Palate: Lots going on, as with the nose. It’s quite creamy, with an assortment of spicy crème brûlée, bitter dark chocolate and creamy sticky toffee pudding. There’s still some festiveness remaining from the nose with stewed apples and spicy Christmas pudding. There’s a slight hint of some spice too, with black pepper providing the warmth.
Finish: lacks a bit of depth to the finish; what I did get, I quite liked. There is, however, some heat generated with the spice, more creaminess and a touch of marzipan to finish.
Okay then. Honestly, the whiskey is good, but not amazing by any means, and certainly not enough to warrant spending €5,500. I’m not even sure it’s good enough to warrant a €150 price tag. I found it quite sweet in many areas and, therefore, a bit one dimensional.

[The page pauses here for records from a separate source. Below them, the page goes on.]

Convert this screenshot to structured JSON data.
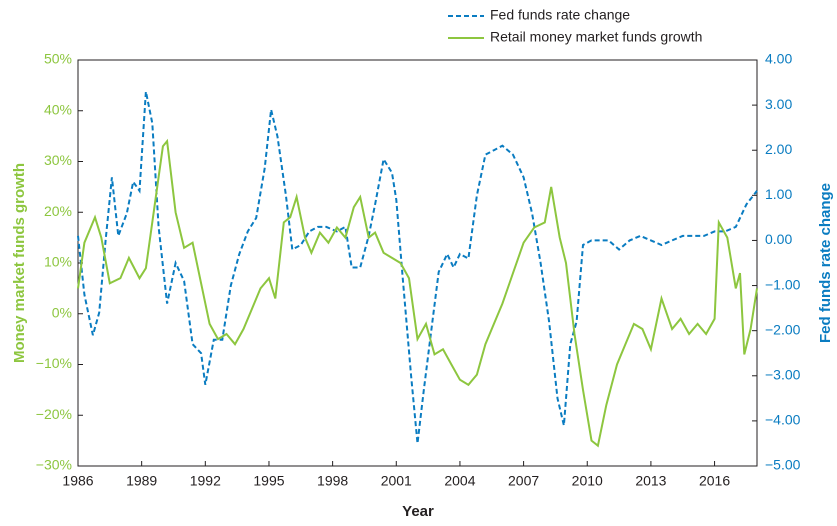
{
  "chart_data": {
    "type": "line",
    "xlabel": "Year",
    "ylabel": "Money market funds growth",
    "y2label": "Fed funds rate change",
    "xlim": [
      1986,
      2018
    ],
    "xticks": [
      1986,
      1989,
      1992,
      1995,
      1998,
      2001,
      2004,
      2007,
      2010,
      2013,
      2016
    ],
    "ylim": [
      -30,
      50
    ],
    "yticks": [
      {
        "value": -30,
        "label": "−30%"
      },
      {
        "value": -20,
        "label": "−20%"
      },
      {
        "value": -10,
        "label": "−10%"
      },
      {
        "value": 0,
        "label": "0%"
      },
      {
        "value": 10,
        "label": "10%"
      },
      {
        "value": 20,
        "label": "20%"
      },
      {
        "value": 30,
        "label": "30%"
      },
      {
        "value": 40,
        "label": "40%"
      },
      {
        "value": 50,
        "label": "50%"
      }
    ],
    "y2lim": [
      -5,
      4
    ],
    "y2ticks": [
      {
        "value": -5,
        "label": "−5.00"
      },
      {
        "value": -4,
        "label": "−4.00"
      },
      {
        "value": -3,
        "label": "−3.00"
      },
      {
        "value": -2,
        "label": "−2.00"
      },
      {
        "value": -1,
        "label": "−1.00"
      },
      {
        "value": 0,
        "label": "0.00"
      },
      {
        "value": 1,
        "label": "1.00"
      },
      {
        "value": 2,
        "label": "2.00"
      },
      {
        "value": 3,
        "label": "3.00"
      },
      {
        "value": 4,
        "label": "4.00"
      }
    ],
    "left_color": "#8dc63f",
    "right_color": "#0a7cc1",
    "legend": "top-right",
    "series": [
      {
        "name": "Fed funds rate change",
        "color": "#0a7cc1",
        "dashed": true,
        "axis": "y2",
        "x": [
          1986.0,
          1986.3,
          1986.7,
          1987.0,
          1987.3,
          1987.6,
          1987.9,
          1988.3,
          1988.6,
          1988.9,
          1989.2,
          1989.5,
          1989.8,
          1990.2,
          1990.6,
          1991.0,
          1991.4,
          1991.8,
          1992.0,
          1992.4,
          1992.8,
          1993.2,
          1993.6,
          1994.0,
          1994.4,
          1994.8,
          1995.1,
          1995.4,
          1995.8,
          1996.1,
          1996.5,
          1996.9,
          1997.3,
          1997.7,
          1998.2,
          1998.6,
          1998.9,
          1999.3,
          1999.7,
          2000.0,
          2000.4,
          2000.8,
          2001.0,
          2001.3,
          2001.7,
          2002.0,
          2002.3,
          2002.7,
          2003.0,
          2003.4,
          2003.7,
          2004.0,
          2004.4,
          2004.8,
          2005.2,
          2005.6,
          2006.0,
          2006.5,
          2007.0,
          2007.4,
          2007.8,
          2008.2,
          2008.6,
          2008.9,
          2009.2,
          2009.5,
          2009.8,
          2010.2,
          2010.6,
          2011.0,
          2011.5,
          2012.0,
          2012.5,
          2013.0,
          2013.5,
          2014.0,
          2014.5,
          2015.0,
          2015.5,
          2016.0,
          2016.5,
          2017.0,
          2017.5,
          2018.0
        ],
        "values": [
          0.1,
          -1.2,
          -2.1,
          -1.6,
          0.0,
          1.4,
          0.1,
          0.6,
          1.3,
          1.1,
          3.3,
          2.6,
          0.3,
          -1.4,
          -0.5,
          -0.9,
          -2.3,
          -2.5,
          -3.2,
          -2.2,
          -2.2,
          -1.0,
          -0.3,
          0.2,
          0.5,
          1.6,
          2.9,
          2.3,
          1.0,
          -0.2,
          -0.1,
          0.2,
          0.3,
          0.3,
          0.2,
          0.3,
          -0.6,
          -0.6,
          0.1,
          0.8,
          1.8,
          1.5,
          0.9,
          -0.8,
          -3.0,
          -4.5,
          -3.3,
          -1.8,
          -0.7,
          -0.3,
          -0.6,
          -0.3,
          -0.4,
          1.0,
          1.9,
          2.0,
          2.1,
          1.9,
          1.4,
          0.6,
          -0.5,
          -1.8,
          -3.5,
          -4.1,
          -2.3,
          -1.8,
          -0.1,
          0.0,
          0.0,
          0.0,
          -0.2,
          0.0,
          0.1,
          0.0,
          -0.1,
          0.0,
          0.1,
          0.1,
          0.1,
          0.2,
          0.2,
          0.3,
          0.8,
          1.1
        ]
      },
      {
        "name": "Retail money market funds growth",
        "color": "#8dc63f",
        "dashed": false,
        "axis": "y",
        "x": [
          1986.0,
          1986.3,
          1986.8,
          1987.1,
          1987.5,
          1988.0,
          1988.4,
          1988.9,
          1989.2,
          1989.6,
          1990.0,
          1990.2,
          1990.6,
          1991.0,
          1991.4,
          1991.8,
          1992.2,
          1992.6,
          1993.0,
          1993.4,
          1993.8,
          1994.2,
          1994.6,
          1995.0,
          1995.3,
          1995.7,
          1996.0,
          1996.3,
          1996.7,
          1997.0,
          1997.4,
          1997.8,
          1998.2,
          1998.6,
          1999.0,
          1999.3,
          1999.7,
          2000.0,
          2000.4,
          2000.8,
          2001.2,
          2001.6,
          2002.0,
          2002.4,
          2002.8,
          2003.2,
          2003.6,
          2004.0,
          2004.4,
          2004.8,
          2005.2,
          2005.6,
          2006.0,
          2006.5,
          2007.0,
          2007.5,
          2008.0,
          2008.3,
          2008.7,
          2009.0,
          2009.4,
          2009.8,
          2010.2,
          2010.5,
          2010.9,
          2011.4,
          2011.8,
          2012.2,
          2012.6,
          2013.0,
          2013.5,
          2014.0,
          2014.4,
          2014.8,
          2015.2,
          2015.6,
          2016.0,
          2016.2,
          2016.6,
          2017.0,
          2017.2,
          2017.4,
          2017.7,
          2018.0
        ],
        "values": [
          5,
          14,
          19,
          15,
          6,
          7,
          11,
          7,
          9,
          21,
          33,
          34,
          20,
          13,
          14,
          6,
          -2,
          -5,
          -4,
          -6,
          -3,
          1,
          5,
          7,
          3,
          18,
          19,
          23,
          15,
          12,
          16,
          14,
          17,
          15,
          21,
          23,
          15,
          16,
          12,
          11,
          10,
          7,
          -5,
          -2,
          -8,
          -7,
          -10,
          -13,
          -14,
          -12,
          -6,
          -2,
          2,
          8,
          14,
          17,
          18,
          25,
          15,
          10,
          -4,
          -15,
          -25,
          -26,
          -18,
          -10,
          -6,
          -2,
          -3,
          -7,
          3,
          -3,
          -1,
          -4,
          -2,
          -4,
          -1,
          18,
          15,
          5,
          8,
          -8,
          -3,
          5
        ]
      }
    ]
  }
}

The spice offers up a bit of warmth, but the finish was just lacking. It’s pretty much what I would expect from some 21ish-year-old whiskies, maybe just slightly less.
I’ll go out on a limb here and say this. This whiskey is massively overpriced for what it is. Do not buy this whiskey if you are not a millionaire. There are far better, cheaper and valuable (if you are that way inclined) whiskies that you can buy for your hard-earned money and watch appreciate over time. If you are a millionaire, buy this whiskey, heck, get two! I get the feeling that the only people who will buy this are either incredibly ostentatious or buyers who aren’t relatively as affluent but are easily misled into buying something they believe to be worth the hype.

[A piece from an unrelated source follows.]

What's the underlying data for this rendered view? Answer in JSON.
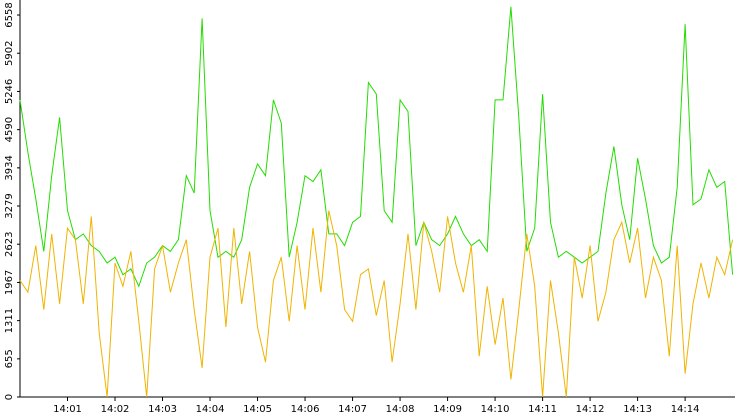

Personally, I don’t feel that what CIWC have done is wrong; all they need to do is sell a bottle of their Emerald Isle (which they have already done, but gave the money to charity….fair play), and they have won. They’ll sell more, and that’s great for them. I’ve loved having the opportunity to try something priced so high, but I’ll stick to my comparatively budget whiskies at the moment, thank you very much.
Score: In terms of the scoring guide and considering the price, the score reflects the highest that I could possibly go; it is drinkable, it’s not brilliant, as per the scoring guide. If, however, this was priced, say around €100, I’d probably give it a generous 5.